Robba
 



De la Mafia à la Sociologie

Le manifeste pour une sociologie corse entonné par Laurent Mucchielli lors de la précédente livraison de Robba a suscité de nombreuses réactions et des envies de poursuivre la réflexion. Jean-Louis Cardi, sociologue lui aussi, partage ses analyses et questionnements autour de la relation entre mafia, société... et sociologie !



Piero Fornasetti
Piero Fornasetti
Les témoignages recueillis par le collectif A Maffià No A Vita Iè ainsi que ceux figurant dans l’ouvrage de Jean-Michel Verne Résister en Corse portent, au-delà de leur objet commun, une même question : quels rapports existe-t-il entre la Mafia et la société corse ? A priori la réponse paraît claire, la Mafia ferait partie de la société. Mais encore ? Peut-on se satisfaire de ce constat ? Les divergences de qualification comme "processus mafieux", comme "forme particulière de grand banditisme" ou comme "structure mafieuse spécifique" ne sont pas que des différences de vocabulaire. Elles traduisent peut-être aussi une certaine difficulté à caractériser ce dont il s’agit.

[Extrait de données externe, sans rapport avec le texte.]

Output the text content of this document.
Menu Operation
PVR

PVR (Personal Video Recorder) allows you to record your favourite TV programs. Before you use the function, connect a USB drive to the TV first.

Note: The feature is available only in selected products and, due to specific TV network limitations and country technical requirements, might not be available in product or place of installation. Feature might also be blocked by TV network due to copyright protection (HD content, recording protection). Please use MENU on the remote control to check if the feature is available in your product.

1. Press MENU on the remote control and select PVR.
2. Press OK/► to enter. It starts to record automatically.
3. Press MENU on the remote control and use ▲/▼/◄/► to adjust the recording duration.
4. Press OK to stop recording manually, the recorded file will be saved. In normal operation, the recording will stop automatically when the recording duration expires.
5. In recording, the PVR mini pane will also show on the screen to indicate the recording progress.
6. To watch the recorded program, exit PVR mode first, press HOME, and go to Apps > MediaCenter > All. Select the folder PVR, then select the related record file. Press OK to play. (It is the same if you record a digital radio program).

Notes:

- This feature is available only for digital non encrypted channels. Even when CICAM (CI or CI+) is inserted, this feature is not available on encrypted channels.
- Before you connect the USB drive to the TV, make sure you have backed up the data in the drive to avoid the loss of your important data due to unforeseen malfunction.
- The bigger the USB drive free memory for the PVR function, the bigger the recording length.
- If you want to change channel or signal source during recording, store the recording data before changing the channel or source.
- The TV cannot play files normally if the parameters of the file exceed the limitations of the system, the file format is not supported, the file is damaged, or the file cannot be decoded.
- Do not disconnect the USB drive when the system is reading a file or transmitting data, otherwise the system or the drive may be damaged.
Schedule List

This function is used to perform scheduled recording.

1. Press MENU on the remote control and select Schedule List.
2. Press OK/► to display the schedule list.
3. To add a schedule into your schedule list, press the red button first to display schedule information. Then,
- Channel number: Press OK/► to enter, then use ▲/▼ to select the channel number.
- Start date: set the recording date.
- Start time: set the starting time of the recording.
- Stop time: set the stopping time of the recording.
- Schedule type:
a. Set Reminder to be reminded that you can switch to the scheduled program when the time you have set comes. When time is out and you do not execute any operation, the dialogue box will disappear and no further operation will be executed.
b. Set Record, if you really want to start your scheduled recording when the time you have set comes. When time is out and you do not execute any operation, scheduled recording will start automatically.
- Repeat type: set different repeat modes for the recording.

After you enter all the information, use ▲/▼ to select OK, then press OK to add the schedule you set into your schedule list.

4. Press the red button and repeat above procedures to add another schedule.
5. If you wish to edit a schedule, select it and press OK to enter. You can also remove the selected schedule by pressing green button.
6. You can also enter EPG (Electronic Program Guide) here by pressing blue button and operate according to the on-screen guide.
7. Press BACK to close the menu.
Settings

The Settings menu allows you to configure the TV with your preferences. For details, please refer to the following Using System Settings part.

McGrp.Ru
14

Quatre traits semblent mettre tout le monde d’accord : 1/le caractère multiforme des violences commises dans l’ensemble de la société qui vont de s’autoriser à faire des trous dans le domicile de sa voisine pour faciliter un marquage territorial jusqu’à toutes les formes de pressions pouvant aller jusqu’à l’élimination physique; 2/une impuissance régalienne comme réponse à ces faits ; 3/une porosité entre le « milieu » concerné et le monde politique ; 4/le développement d’une « hybris » sans vergogne en matière d’accaparement des biens d’autrui.

Mais comment tout cela s’organise-t-il, que signifie cette extension diversifiée des pratiques de grande délinquance ? N’y-a-t-il pas nécessité de poser un cadre, une problématique plus générale? Et si tout cela renvoyait à la crise de la société corse –crise parmi les crises de nos sociétés contemporaines – et dont l’évolution du grand banditisme vers des formes mafieuses serait un signe parmi d’autres ? Ce qui induirait à penser ce dernier comme problème de société et non pas comme un simple avatar marginal de cette société. Aborder les choses ainsi impliquerait par ailleurs d’accepter le postulat de la nature profondément politique de la société corse.

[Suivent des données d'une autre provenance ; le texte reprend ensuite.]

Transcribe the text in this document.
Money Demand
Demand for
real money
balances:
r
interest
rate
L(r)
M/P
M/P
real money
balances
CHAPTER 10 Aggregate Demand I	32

La politique ou le politique ?

Pour éviter quelques confusions, précisons deux termes : société et, politique.

A la lumière des travaux sociologiques d’Alain Caillé, posons tout d’abord que le social est un ensemble de relations entre les individus et entre les individus et l’ensemble des grandes institutions qui structurent toute société. Ce social est de deux ordres : celui de la socialité primaire renvoie aux relations entre les personnes telles qu’elles se développent dans l’appartenance familiale, l’amitié ou le voisinage, et que l’on peut aussi appeler sociabilité.  Celui de la socialité secondaire renvoie aux relations qu’ont ces mêmes personnes et qui sont commandées par une exigence d’impersonnalité telles qu’elles existent dans les rapports à l’Etat et au Marché. Il est celui de ce qu’on peut qualifier de sociétalité. Et entre les deux, une zone de porosité et d’enchâssements réciproques existe qui est celle d’aller-retour permanents entre les deux pour tout citoyen. On ne peut être pleinement citoyen si on se confine dans la socialité primaire (on serait du côté de l’exclusion), ou à l’autre pôle dans la socialité secondaire (on serait du côté du totalitarisme). C’est cet ensemble de rapports possibles et nécessaires qui donne son caractère social à la société.

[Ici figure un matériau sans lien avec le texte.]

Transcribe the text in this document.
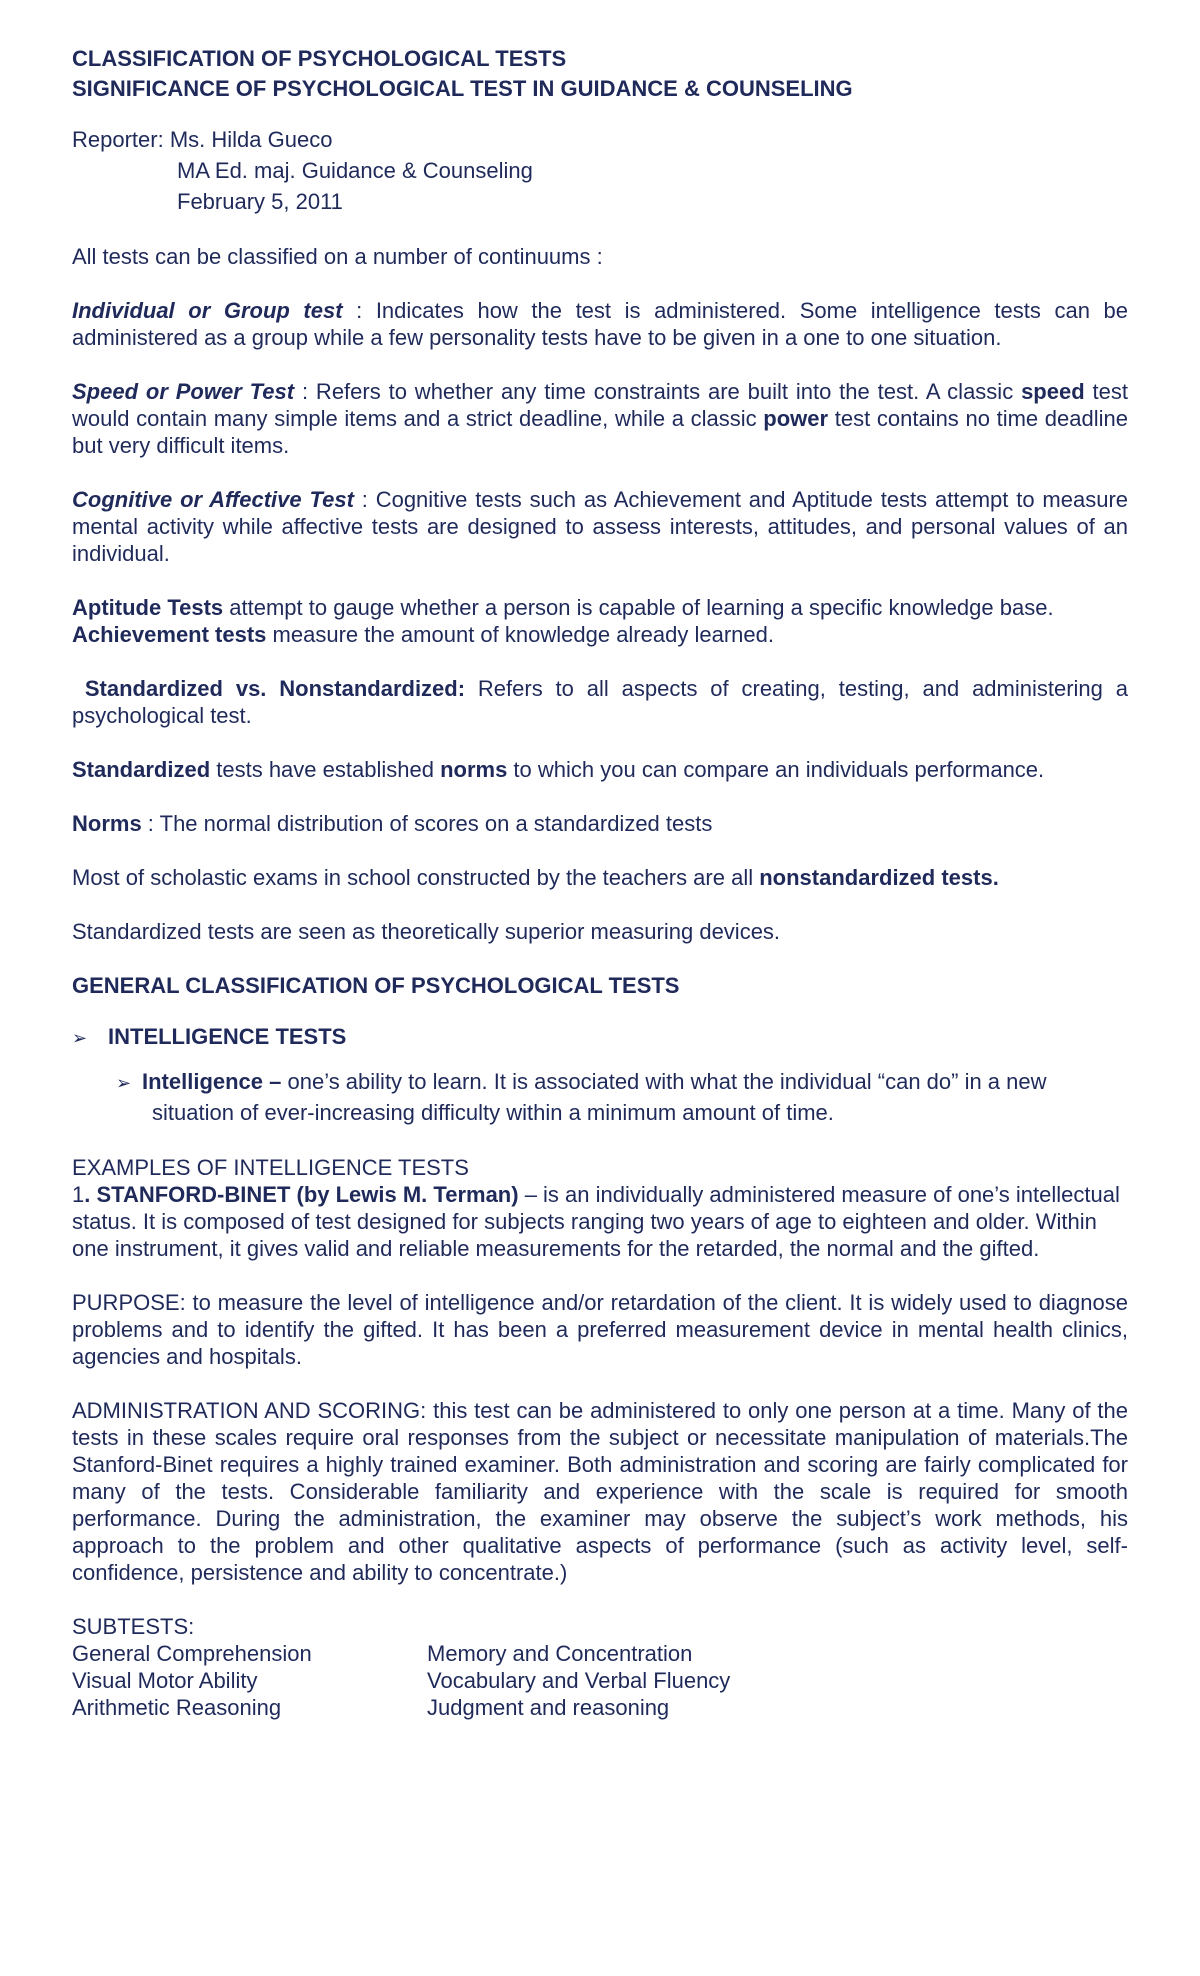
CLASSIFICATION OF PSYCHOLOGICAL TESTS

SIGNIFICANCE OF PSYCHOLOGICAL TEST IN GUIDANCE & COUNSELING

Reporter: Ms. Hilda Gueco
MA Ed. maj. Guidance & Counseling
February 5, 2011

All tests can be classified on a number of continuums :

Individual or Group test : Indicates how the test is administered. Some intelligence tests can be administered as a group while a few personality tests have to be given in a one to one situation.

Speed or Power Test : Refers to whether any time constraints are built into the test. A classic speed test would contain many simple items and a strict deadline, while a classic power test contains no time deadline but very difficult items.

Cognitive or Affective Test : Cognitive tests such as Achievement and Aptitude tests attempt to measure mental activity while affective tests are designed to assess interests, attitudes, and personal values of an individual.

Aptitude Tests attempt to gauge whether a person is capable of learning a specific knowledge base. Achievement tests measure the amount of knowledge already learned.

Standardized vs. Nonstandardized: Refers to all aspects of creating, testing, and administering a psychological test.

Standardized tests have established norms to which you can compare an individuals performance.

Norms : The normal distribution of scores on a standardized tests

Most of scholastic exams in school constructed by the teachers are all nonstandardized tests.

Standardized tests are seen as theoretically superior measuring devices.

GENERAL CLASSIFICATION OF PSYCHOLOGICAL TESTS

➢ INTELLIGENCE TESTS
➢ Intelligence – one’s ability to learn. It is associated with what the individual “can do” in a new
situation of ever-increasing difficulty within a minimum amount of time.

EXAMPLES OF INTELLIGENCE TESTS

1. STANFORD-BINET (by Lewis M. Terman) – is an individually administered measure of one’s intellectual status. It is composed of test designed for subjects ranging two years of age to eighteen and older. Within one instrument, it gives valid and reliable measurements for the retarded, the normal and the gifted.

PURPOSE: to measure the level of intelligence and/or retardation of the client. It is widely used to diagnose problems and to identify the gifted. It has been a preferred measurement device in mental health clinics, agencies and hospitals.

ADMINISTRATION AND SCORING: this test can be administered to only one person at a time. Many of the tests in these scales require oral responses from the subject or necessitate manipulation of materials.The Stanford-Binet requires a highly trained examiner. Both administration and scoring are fairly complicated for many of the tests. Considerable familiarity and experience with the scale is required for smooth performance. During the administration, the examiner may observe the subject’s work methods, his approach to the problem and other qualitative aspects of performance (such as activity level, self-confidence, persistence and ability to concentrate.)

SUBTESTS:

General Comprehension	Memory and Concentration
Visual Motor Ability	Vocabulary and Verbal Fluency
Arithmetic Reasoning	Judgment and reasoning
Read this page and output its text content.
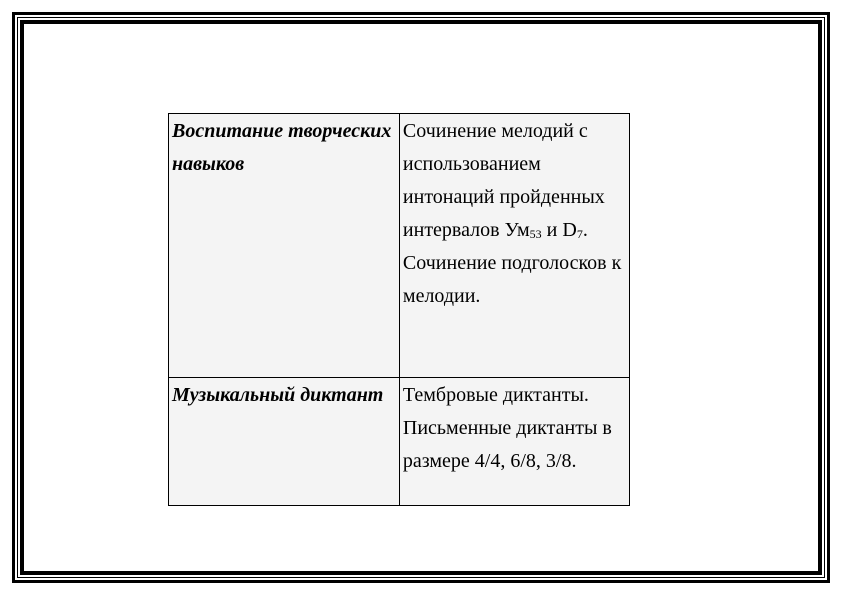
Воспитание творческих навыков	Сочинение мелодий с использованием интонаций пройденных интервалов $Ум_{53}$ и $D_7$. Сочинение подголосков к мелодии.
Музыкальный диктант	Тембровые диктанты. Письменные диктанты в размере 4/4, 6/8, 3/8.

Pour ce qui est du terme politique, Alain Caillé précise qu’on confond en fait deux acceptions possibles relevant, l’une de la politique et l’autre du politique en réduisant souvent la seconde à la première. Relève de la politique tout ce qui concerne la conquête et l’exercice du pouvoir et son fameux « monopole de la violence légitime  » pour ce qui concerne l’Etat. Le politique est, lui, constitué de l’interdépendance des quatre ordres que sont l’économique, le social, le culturel, et la  politique. Et c’est cet ordonnancement qui permet à la fois de comprendre le fonctionnement de la société et sa nature politique, sachant que selon les faits sociaux examinés, et du fait d’une certaine indétermination généralisée, il peut y avoir prédominance de l’un des ordres sur les autres et ce, dans des configurations multiples. Et c’est sans doute là que se nichent les espaces de liberté des citoyens.

Et en Corse ?

Revenons-en à la société corse. A vrai dire, il semble bien que dans l’ordre du politique, la  politique est en position dominante le plus souvent dans l’expression publique et ses traductions, observables aussi bien dans le clanisme que dans les périodes électorales. Dans l’ordre du social, même affaiblie, la socialité primaire reste un des ciments de la société corse. La socialité secondaire et son primat de l’économique néo-libéral fait sentir de plus en plus son poids sous des formes accélérées, qui affecte en profondeur cette société. Et pour en revenir au développement du grand banditisme mafieux comme processus politique, ne traduit-t-il pas une interaction systémique entre les deux formes de socialité ? Et ce serait un bel enjeu de connaissance que de comprendre comment tout ce social s’organise concrètement avec les trois autres ordres du politique, le culturel, l’économique et la politique de façon manifeste, mais aussi le plus souvent latente. Et quelle autre discipline que la sociologie, celle-là même dont l’objet central est la société et les faits sociaux, peut-on mobiliser prioritairement pour comprendre cette complexité ?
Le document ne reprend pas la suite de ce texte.